Otherwise, what good does having a lot of money do for the people who are unable to enjoy it, because they are not in good physical or psychological health? For example, we have all heard about celebrity athletes who, despite having earned millions of dollars while playing professional sports, find themselves in bankruptcy. A myriad of problems may have led to their financial ruin: marital infidelity resulting in divorce, hefty alimony settlements, financial illiteracy, out-of-control spending, poor investment choices, getting swindled by unscrupulous business managers, etc.

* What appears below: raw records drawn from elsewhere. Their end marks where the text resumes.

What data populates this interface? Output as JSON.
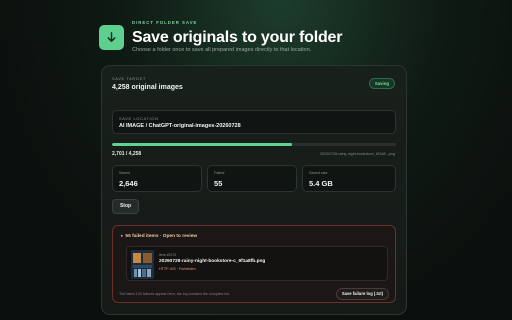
{
  "colors": {
    "accent": "#5fcf90",
    "progress": "#5fd394",
    "danger_border": "#6a3028",
    "badge_text": "#6fe0a0"
  },
  "header": {
    "icon": "download-arrow-icon",
    "eyebrow": "DIRECT FOLDER SAVE",
    "title": "Save originals to your folder",
    "subtitle": "Choose a folder once to save all prepared images directly to that location."
  },
  "target": {
    "label": "SAVE TARGET",
    "value": "4,258 original images",
    "status": "Saving"
  },
  "location": {
    "label": "SAVE LOCATION",
    "value": "AI IMAGE / ChatGPT-original-images-20260728"
  },
  "progress": {
    "fraction": 0.634,
    "count": "2,701 / 4,258",
    "current_file": "20260728-rainy-night-bookstore_8f1d8...png"
  },
  "stats": [
    {
      "label": "Saved",
      "value": "2,646"
    },
    {
      "label": "Failed",
      "value": "55"
    },
    {
      "label": "Saved size",
      "value": "5.4 GB"
    }
  ],
  "stop_label": "Stop",
  "failures": {
    "toggle": "55 failed items · Open to review",
    "item": {
      "meta": "Item #0721",
      "name": "20260728-rainy-night-bookstore-c_9f1a8fb.png",
      "error": "HTTP 403 · Forbidden"
    },
    "note": "The latest 100 failures appear here; the log contains the complete list.",
    "save_log_label": "Save failure log (.txt)"
  }
}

Therefore, being “wealthy” has to entail more than having millions of dollars. Ever hear of a person who won the Lotto, only to have nothing to show for it a few short years after winning? According to a 2006 report published by the Camelot Group, 44 percent of Lotto winners spend their entire winnings in five years.
In order for the wealth to last and leave a legacy for the next generation, consumers must have a sustainable plan to ensure the longevity of wealth. Looking at the African-American community, a major area where we need to improve in order to strengthen our ability to create and sustain wealth is becoming financially literate.